Обзор трендов рекомендательных систем от Пульса, Андрей Мурашев (AI Journey)
Обзор трендов рекомендательных систем от Пульса, Андрей Мурашев (AI Journey)Обзор трендов рекомендательных систем от Пульса, Андрей Мурашев (AI Journey)
Обзор трендов рекомендательных систем от Пульса, Андрей Мурашев (AI Journey)
 
Мир глазами нейросетей, Данила Байгушев, Александр Сноркин ()
Мир глазами нейросетей, Данила Байгушев, Александр Сноркин ()Мир глазами нейросетей, Данила Байгушев, Александр Сноркин ()
Мир глазами нейросетей, Данила Байгушев, Александр Сноркин ()
 

Recently uploaded

%in tembisa+277-882-255-28 abortion pills for sale in tembisa
%in tembisa+277-882-255-28 abortion pills for sale in tembisa%in tembisa+277-882-255-28 abortion pills for sale in tembisa
%in tembisa+277-882-255-28 abortion pills for sale in tembisamasabamasaba
 
%+27788225528 love spells in Knoxville Psychic Readings, Attraction spells,Br...

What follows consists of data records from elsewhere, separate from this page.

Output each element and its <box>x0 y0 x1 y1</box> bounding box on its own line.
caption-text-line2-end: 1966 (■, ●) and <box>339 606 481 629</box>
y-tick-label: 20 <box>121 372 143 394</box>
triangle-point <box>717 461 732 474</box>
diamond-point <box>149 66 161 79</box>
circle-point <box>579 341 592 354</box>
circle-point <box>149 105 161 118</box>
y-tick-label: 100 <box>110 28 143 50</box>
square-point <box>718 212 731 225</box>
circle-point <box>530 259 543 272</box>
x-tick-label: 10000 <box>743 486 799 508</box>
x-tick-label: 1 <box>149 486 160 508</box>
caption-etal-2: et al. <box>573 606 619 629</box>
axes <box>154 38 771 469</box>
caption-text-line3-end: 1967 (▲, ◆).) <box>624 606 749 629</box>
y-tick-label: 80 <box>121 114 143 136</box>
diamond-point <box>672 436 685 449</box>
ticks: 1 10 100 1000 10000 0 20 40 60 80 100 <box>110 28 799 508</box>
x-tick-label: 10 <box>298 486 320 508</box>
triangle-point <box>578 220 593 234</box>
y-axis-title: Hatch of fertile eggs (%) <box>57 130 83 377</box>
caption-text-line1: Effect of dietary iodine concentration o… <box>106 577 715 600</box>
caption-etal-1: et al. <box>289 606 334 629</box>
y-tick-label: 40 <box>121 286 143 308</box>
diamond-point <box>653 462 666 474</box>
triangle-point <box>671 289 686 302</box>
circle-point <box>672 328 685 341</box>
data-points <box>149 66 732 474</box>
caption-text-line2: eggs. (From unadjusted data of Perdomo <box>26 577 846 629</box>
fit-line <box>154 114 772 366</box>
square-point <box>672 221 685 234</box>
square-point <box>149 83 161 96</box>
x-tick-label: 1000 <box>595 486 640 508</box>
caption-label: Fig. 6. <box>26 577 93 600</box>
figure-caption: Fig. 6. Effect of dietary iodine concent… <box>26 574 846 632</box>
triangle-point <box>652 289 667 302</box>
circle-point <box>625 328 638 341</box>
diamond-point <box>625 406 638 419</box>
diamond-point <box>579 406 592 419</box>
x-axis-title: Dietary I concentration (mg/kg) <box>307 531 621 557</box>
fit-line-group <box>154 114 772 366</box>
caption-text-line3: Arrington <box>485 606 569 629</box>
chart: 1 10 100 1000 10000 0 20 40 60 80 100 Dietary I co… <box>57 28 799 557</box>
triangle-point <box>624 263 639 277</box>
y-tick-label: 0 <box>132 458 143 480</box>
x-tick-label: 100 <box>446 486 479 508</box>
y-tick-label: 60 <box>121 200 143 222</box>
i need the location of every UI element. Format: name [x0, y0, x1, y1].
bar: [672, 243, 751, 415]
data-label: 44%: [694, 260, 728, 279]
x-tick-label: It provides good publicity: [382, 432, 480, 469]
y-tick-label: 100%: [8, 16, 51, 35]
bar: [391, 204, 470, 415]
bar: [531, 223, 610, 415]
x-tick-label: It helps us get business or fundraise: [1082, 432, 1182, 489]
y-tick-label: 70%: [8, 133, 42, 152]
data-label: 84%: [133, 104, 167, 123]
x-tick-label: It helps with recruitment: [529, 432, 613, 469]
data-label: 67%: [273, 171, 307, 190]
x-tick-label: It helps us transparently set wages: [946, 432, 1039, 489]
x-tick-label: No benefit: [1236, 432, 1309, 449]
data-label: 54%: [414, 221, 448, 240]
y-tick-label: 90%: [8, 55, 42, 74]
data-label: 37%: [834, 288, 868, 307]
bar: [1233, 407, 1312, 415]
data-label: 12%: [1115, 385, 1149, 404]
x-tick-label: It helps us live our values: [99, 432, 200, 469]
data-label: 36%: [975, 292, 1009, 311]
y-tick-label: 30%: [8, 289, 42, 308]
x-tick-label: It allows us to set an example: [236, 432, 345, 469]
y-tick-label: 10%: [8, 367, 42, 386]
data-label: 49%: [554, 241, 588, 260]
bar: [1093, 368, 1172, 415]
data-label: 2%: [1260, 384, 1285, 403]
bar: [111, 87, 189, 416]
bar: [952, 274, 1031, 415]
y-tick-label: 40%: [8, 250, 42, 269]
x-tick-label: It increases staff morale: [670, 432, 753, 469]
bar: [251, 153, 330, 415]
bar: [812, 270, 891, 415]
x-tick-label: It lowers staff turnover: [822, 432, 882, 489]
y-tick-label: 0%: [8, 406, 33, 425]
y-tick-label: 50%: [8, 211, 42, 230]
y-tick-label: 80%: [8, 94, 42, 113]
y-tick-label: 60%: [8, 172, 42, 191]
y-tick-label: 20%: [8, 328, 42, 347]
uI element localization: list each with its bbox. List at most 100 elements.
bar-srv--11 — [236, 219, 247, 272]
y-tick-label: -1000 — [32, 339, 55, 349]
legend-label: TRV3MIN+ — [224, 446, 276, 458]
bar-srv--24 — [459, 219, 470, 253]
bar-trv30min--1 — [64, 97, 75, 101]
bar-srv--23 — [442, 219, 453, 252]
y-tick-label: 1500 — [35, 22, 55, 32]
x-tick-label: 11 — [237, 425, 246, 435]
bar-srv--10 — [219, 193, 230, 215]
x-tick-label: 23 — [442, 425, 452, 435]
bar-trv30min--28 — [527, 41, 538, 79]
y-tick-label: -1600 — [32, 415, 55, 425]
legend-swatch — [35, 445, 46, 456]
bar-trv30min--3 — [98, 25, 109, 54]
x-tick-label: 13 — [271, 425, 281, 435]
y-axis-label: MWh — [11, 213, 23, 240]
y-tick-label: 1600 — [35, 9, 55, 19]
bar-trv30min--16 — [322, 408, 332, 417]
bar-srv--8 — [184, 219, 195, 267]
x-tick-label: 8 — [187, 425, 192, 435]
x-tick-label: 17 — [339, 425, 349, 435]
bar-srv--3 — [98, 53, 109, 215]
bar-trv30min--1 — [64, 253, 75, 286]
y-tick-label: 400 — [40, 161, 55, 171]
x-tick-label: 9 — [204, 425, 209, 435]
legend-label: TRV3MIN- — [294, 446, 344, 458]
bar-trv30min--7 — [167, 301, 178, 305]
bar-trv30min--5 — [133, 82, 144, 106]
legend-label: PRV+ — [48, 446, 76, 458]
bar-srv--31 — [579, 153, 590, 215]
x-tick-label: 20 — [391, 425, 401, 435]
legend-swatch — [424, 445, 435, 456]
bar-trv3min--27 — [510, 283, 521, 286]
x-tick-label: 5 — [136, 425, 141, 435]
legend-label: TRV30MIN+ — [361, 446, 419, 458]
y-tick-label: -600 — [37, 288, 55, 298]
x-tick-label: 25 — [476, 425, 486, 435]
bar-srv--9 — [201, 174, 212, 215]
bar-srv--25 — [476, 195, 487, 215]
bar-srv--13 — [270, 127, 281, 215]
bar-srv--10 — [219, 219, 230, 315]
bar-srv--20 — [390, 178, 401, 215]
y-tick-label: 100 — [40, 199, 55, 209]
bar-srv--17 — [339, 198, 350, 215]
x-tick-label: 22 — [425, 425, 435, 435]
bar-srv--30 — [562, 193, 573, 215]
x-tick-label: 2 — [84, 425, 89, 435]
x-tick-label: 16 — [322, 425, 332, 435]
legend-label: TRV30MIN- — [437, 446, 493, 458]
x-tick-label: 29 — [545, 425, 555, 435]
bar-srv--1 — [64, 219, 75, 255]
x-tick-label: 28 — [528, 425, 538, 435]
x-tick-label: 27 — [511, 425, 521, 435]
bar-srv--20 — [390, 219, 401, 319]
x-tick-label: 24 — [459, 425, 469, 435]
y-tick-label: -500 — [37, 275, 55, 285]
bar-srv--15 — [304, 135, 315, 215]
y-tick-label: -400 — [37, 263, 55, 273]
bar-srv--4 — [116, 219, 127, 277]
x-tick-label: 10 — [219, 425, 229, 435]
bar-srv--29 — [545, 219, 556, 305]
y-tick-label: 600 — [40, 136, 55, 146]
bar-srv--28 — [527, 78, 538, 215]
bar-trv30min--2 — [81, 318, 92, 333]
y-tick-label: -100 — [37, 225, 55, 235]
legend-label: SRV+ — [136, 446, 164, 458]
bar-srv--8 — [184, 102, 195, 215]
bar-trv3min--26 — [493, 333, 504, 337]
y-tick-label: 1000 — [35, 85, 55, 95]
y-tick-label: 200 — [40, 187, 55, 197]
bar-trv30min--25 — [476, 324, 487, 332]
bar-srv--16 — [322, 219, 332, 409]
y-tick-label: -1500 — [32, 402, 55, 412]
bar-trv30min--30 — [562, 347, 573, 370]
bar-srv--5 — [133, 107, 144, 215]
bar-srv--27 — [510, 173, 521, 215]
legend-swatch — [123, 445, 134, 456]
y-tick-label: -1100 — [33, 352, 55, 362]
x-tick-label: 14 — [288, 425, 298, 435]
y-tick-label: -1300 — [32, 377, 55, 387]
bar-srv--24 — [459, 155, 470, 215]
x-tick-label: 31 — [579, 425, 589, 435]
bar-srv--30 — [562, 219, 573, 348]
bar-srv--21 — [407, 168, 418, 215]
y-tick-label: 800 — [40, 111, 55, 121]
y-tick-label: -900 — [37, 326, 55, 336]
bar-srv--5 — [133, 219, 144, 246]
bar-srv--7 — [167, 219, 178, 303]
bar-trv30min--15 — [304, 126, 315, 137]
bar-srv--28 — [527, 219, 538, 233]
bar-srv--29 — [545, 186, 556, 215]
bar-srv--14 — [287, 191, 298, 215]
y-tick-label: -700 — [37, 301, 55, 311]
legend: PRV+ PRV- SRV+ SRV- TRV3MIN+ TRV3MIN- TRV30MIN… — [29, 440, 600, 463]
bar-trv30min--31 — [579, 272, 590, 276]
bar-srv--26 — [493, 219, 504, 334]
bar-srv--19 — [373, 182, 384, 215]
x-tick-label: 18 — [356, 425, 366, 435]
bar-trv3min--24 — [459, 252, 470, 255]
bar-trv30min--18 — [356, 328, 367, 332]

%+27788225528 love spells in Knoxville Psychic Readings, Attraction spells,Br...%+27788225528 love spells in Knoxville Psychic Readings, Attraction spells,Br...
%+27788225528 love spells in Knoxville Psychic Readings, Attraction spells,Br...masabamasaba
 
WSO2CON 2024 - WSO2's Digital Transformation Journey with Choreo: A Platforml...
WSO2CON 2024 - WSO2's Digital Transformation Journey with Choreo: A Platforml...WSO2CON 2024 - WSO2's Digital Transformation Journey with Choreo: A Platforml...
WSO2CON 2024 - WSO2's Digital Transformation Journey with Choreo: A Platforml...WSO2
 
WSO2Con2024 - Hello Choreo Presentation - Kanchana
WSO2Con2024 - Hello Choreo Presentation - KanchanaWSO2Con2024 - Hello Choreo Presentation - Kanchana
WSO2Con2024 - Hello Choreo Presentation - KanchanaWSO2
 
Devoxx UK 2024 - Going serverless with Quarkus, GraalVM native images and AWS...
Devoxx UK 2024 - Going serverless with Quarkus, GraalVM native images and AWS...Devoxx UK 2024 - Going serverless with Quarkus, GraalVM native images and AWS...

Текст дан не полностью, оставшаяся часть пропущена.